Blame Supply Chain For Downturn

GRAND RAPIDS — Nationwide, the perception of the manufacturing industry is one of bare and vacant factories, displaced workers on the breadline and a combined realization that its time has passed.

John Layden, president and CEO of Time Compression Strategies Inc., doesn’t see it that way.

A keynote speaker of the Second Annual Midwest Supply Chain Conference at SteelcaseUniversity, the laser pointer-wielding Layden ticked off the headlines: 200,000 manufacturing jobs lost in Michigan and millions more lost nationwide; steady manufacturing relocation to a fill-in-the-blank list of Third World countries; replacement of “good” jobs by low-paying service sector jobs.

He cited an editorial a year ago in the Indianapolis Star claiming that the root of his home state’s problems was a reliance on manufacturing.
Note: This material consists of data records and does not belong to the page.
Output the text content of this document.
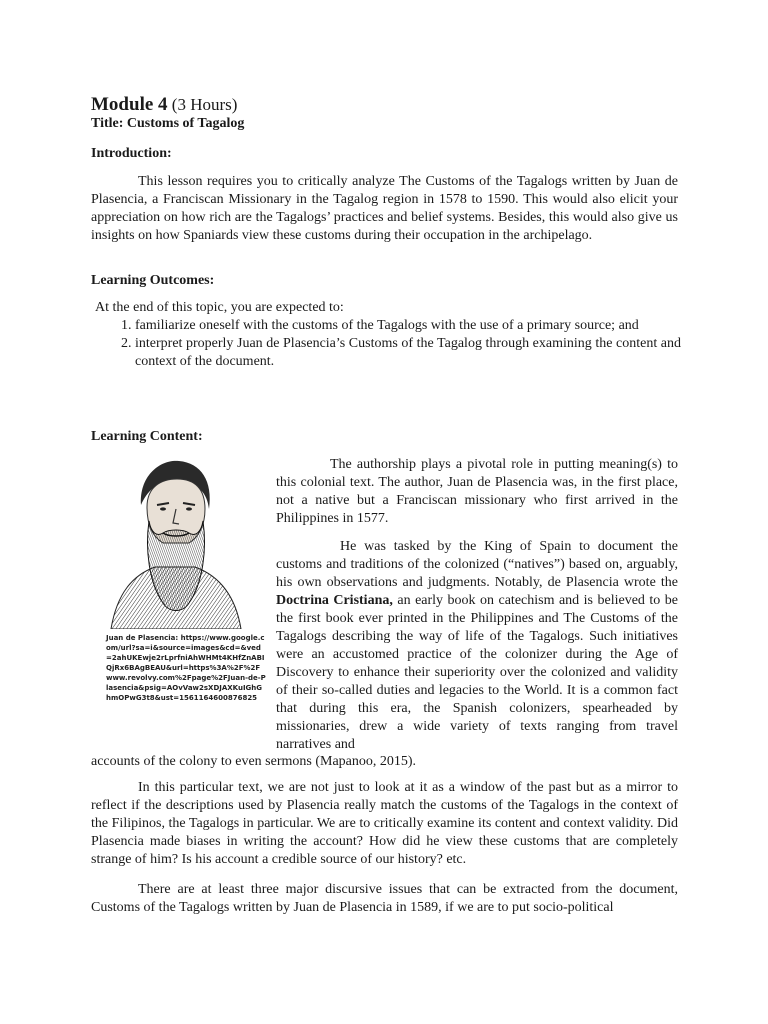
Module 4 (3 Hours)
Title: Customs of Tagalog
Introduction:

This lesson requires you to critically analyze The Customs of the Tagalogs written by Juan de Plasencia, a Franciscan Missionary in the Tagalog region in 1578 to 1590. This would also elicit your appreciation on how rich are the Tagalogs’ practices and belief systems. Besides, this would also give us insights on how Spaniards view these customs during their occupation in the archipelago.

Learning Outcomes:

At the end of this topic, you are expected to:

1. familiarize oneself with the customs of the Tagalogs with the use of a primary source; and
2. interpret properly Juan de Plasencia’s Customs of the Tagalog through examining the content and context of the document.
Learning Content:
Juan de Plasencia: https://www.google.com/url?sa=i&source=images&cd=&ved=2ahUKEwje2rLprfniAhWHMt4KHfZnABIQjRx6BAgBEAU&url=https%3A%2F%2Fwww.revolvy.com%2Fpage%2FJuan-de-Plasencia&psig=AOvVaw2sXDJAXKuIGhGhmOPwG3t8&ust=1561164600876825

The authorship plays a pivotal role in putting meaning(s) to this colonial text. The author, Juan de Plasencia was, in the first place, not a native but a Franciscan missionary who first arrived in the Philippines in 1577.

He was tasked by the King of Spain to document the customs and traditions of the colonized (“natives”) based on, arguably, his own observations and judgments. Notably, de Plasencia wrote the Doctrina Cristiana, an early book on catechism and is believed to be the first book ever printed in the Philippines and The Customs of the Tagalogs describing the way of life of the Tagalogs. Such initiatives were an accustomed practice of the colonizer during the Age of Discovery to enhance their superiority over the colonized and validity of their so-called duties and legacies to the World. It is a common fact that during this era, the Spanish colonizers, spearheaded by missionaries, drew a wide variety of texts ranging from travel narratives and

accounts of the colony to even sermons (Mapanoo, 2015).

In this particular text, we are not just to look at it as a window of the past but as a mirror to reflect if the descriptions used by Plasencia really match the customs of the Tagalogs in the context of the Filipinos, the Tagalogs in particular. We are to critically examine its content and context validity. Did Plasencia made biases in writing the account? How did he view these customs that are completely strange of him? Is his account a credible source of our history? etc.

There are at least three major discursive issues that can be extracted from the document, Customs of the Tagalogs written by Juan de Plasencia in 1589, if we are to put socio-political
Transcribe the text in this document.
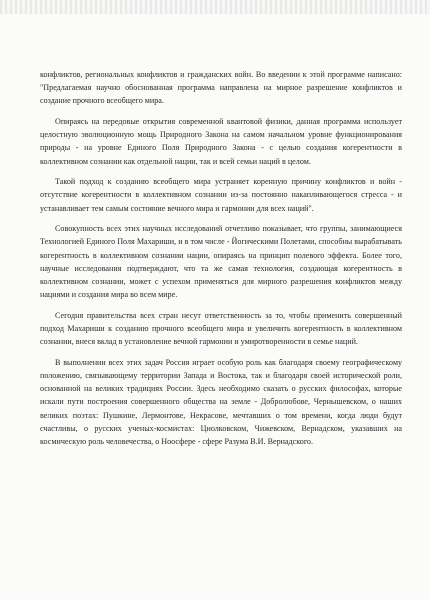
конфликтов, региональных конфликтов и гражданских войн. Во введении к этой программе написано: "Предлагаемая научно обоснованная программа направлена на мирное разрешение конфликтов и создание прочного всеобщего мира.

Опираясь на передовые открытия современной квантовой физики, данная программа использует целостную эволюционную мощь Природного Закона на самом начальном уровне функционирования природы - на уровне Единого Поля Природного Закона - с целью создания когерентности в коллективном сознании как отдельной нации, так и всей семьи наций в целом.

Такой подход к созданию всеобщего мира устраняет коренную причину конфликтов и войн - отсутствие когерентности в коллективном сознании из-за постоянно накапливающегося стресса - и устанавливает тем самым состояние вечного мира и гармонии для всех наций".

Совокупность всех этих научных исследований отчетливо показывает, что группы, занимающиеся Технологией Единого Поля Махариши, и в том числе - Йогическими Полетами, способны вырабатывать когерентность в коллективном сознании нации, опираясь на принцип полевого эффекта. Более того, научные исследования подтверждают, что та же самая технология, создающая когерентность в коллективном сознании, может с успехом применяться для мирного разрешения конфликтов между нациями и создания мира во всем мире.

Сегодня правительства всех стран несут ответственность за то, чтобы применить совершенный подход Махариши к созданию прочного всеобщего мира и увеличить когерентность в коллективном сознании, внеся вклад в установление вечной гармонии и умиротворенности в семье наций.

В выполнении всех этих задач Россия играет особую роль как благодаря своему географическому положению, связывающему территории Запада и Востока, так и благодаря своей исторической роли, основанной на великих традициях России. Здесь необходимо сказать о русских философах, которые искали пути построения совершенного общества на земле - Добролюбове, Чернышевском, о наших великих поэтах: Пушкине, Лермонтове, Некрасове, мечтавших о том времени, когда люди будут счастливы, о русских ученых-космистах: Циолковском, Чижевском, Вернадском, указавших на космическую роль человечества, о Ноосфере - сфере Разума В.И. Вернадского.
It was the industry hit first and hardest, and the only solution was to recruit high-tech, next-generation companies.

“They got a number of things wrong,” Layden said. “First off, the hardest hit was high tech. The first thing to fall was semiconductors, and that industry still hasn’t pulled out.”

Traditional manufacturing is 80 percent of the Indiana economy, he noted, parallel to the Michigan economy.

“It’ll take a long time to replace 80 percent,” Layden said. “And by way, 50 years from now, high tech will be traditional manufacturing. If traditional manufacturing doesn’t succeed, our states don’t succeed. End of discussion.”

The strongest argument against the future of manufacturing has been the recent job loss, he said, but U.S. manufacturing employment actually peaked in 1979. Productivity gains have been driving employment down for 25 years.

As a percentage of Gross Domestic Product, both manufacturing and durable-goods manufacturing has held steady since World War II.

“We just came out of a recession — at least we’re informed we did,” he said. “The fact is that this was a recession caused by supply chain behavior, and there are some new rules in today’s economy.”

He suggested first changing the metrics by which the economy is measured.

Rather than adding up all parts of the supply chain together, the only meaningful macroeconomic metric is at the very end. Since 1992, sales within the combined retail and food service sectors grew from $170 billion to $300 billion a month in 2005.

Layden traced the graph with his red dot. While far from a straight line, there weren’t any noticeable dips.

“Show me where the recession is. There isn’t any,” he said, “except for the little blip right there where 9-11 had a profound effect on retail, but it was offset by a surge in October. It completely corrected itself.”

It wasn’t such a rosy picture further back on the supply chain, however.

Through most of the ’90s, the retail economy grew at a 5 percent rate. But in the 18 months leading into 2000, that pace grew to 9 percent.

“A completely unsustainable growth rate in retail sales,” Layden said. “Recall in 1999 how manufacturers were scrambling to keep up. We couldn’t keep parts and couldn’t hire people.”

Three months into the new millennium, retail sales slowed to a 4 percent growth rate, where it stayed until 2003.

Apparently, manufacturers didn’t hear about the slowdown for another 14 months. The value of shipments kept rising for over a year. Capacity continued to grow for a solid year. The inventory-to-sales ratio was out of control for two years.

Layden compared this to a graph of the 50-year U.S. economy.

“There was little instability until 1981, 1982,” he noted, pointing at a series of spikes and dips that continue to this day. “That’s when we started to implement concepts of ‘pull systems’ we were learning from Japan. By using inventory as a signal, we’ve destabilized the economy.”

When measuring inventory, a retailer’s 10 percent sales spike can translate to a 35 percent increase in the size of the OEM’s order from the distributor. The OEM responds with a 51 percent increase to suppliers.

Y2K was the biggest sell-off of inventory in history, Layden said, and the direct cause of the recession.

“Systems that use inventory as a signal will always behave like this,” he said.

While lean manufacturing is valuable as a means of streamlining assets and improving efficiency, Layden said, it is rarely effective as an information source. Most of the problems facing the manufacturing sector today are a direct result of decisions made using lean metrics.

One problem, he said, is that delayed shipping provides no savings to the supply chain; it just pushes the costs of inventory further up the chain.

Instead, manufacturers should concentrate on the supply chain as a single entity, concentrating on visibility, velocity and synchronization. Rather than ship often and on a regular schedule, shipments should be varied and responsive to the end-user.

Also, job losses in manufacturing are not historically significant. While Michigan was losing 13 percent of its manufacturing base, China lost 15 percent. Since 1992, 344 million jobs have been created nationally, while only 320 million were lost.

“Outsourcing is natural and there are plenty of other jobs around,” Layden said. “Outsourcing works, off-shoring usually doesn’t. Manufacturing is very competitive and Michigan manufacturing is not at risk, but no company is secure unless it plays by the new rules.”

Some industries, like tooling, will continue to be hurt by offshore competition.

“For suppliers that don’t add cost in the supply chain, the industry will always seek the low-cost solution.”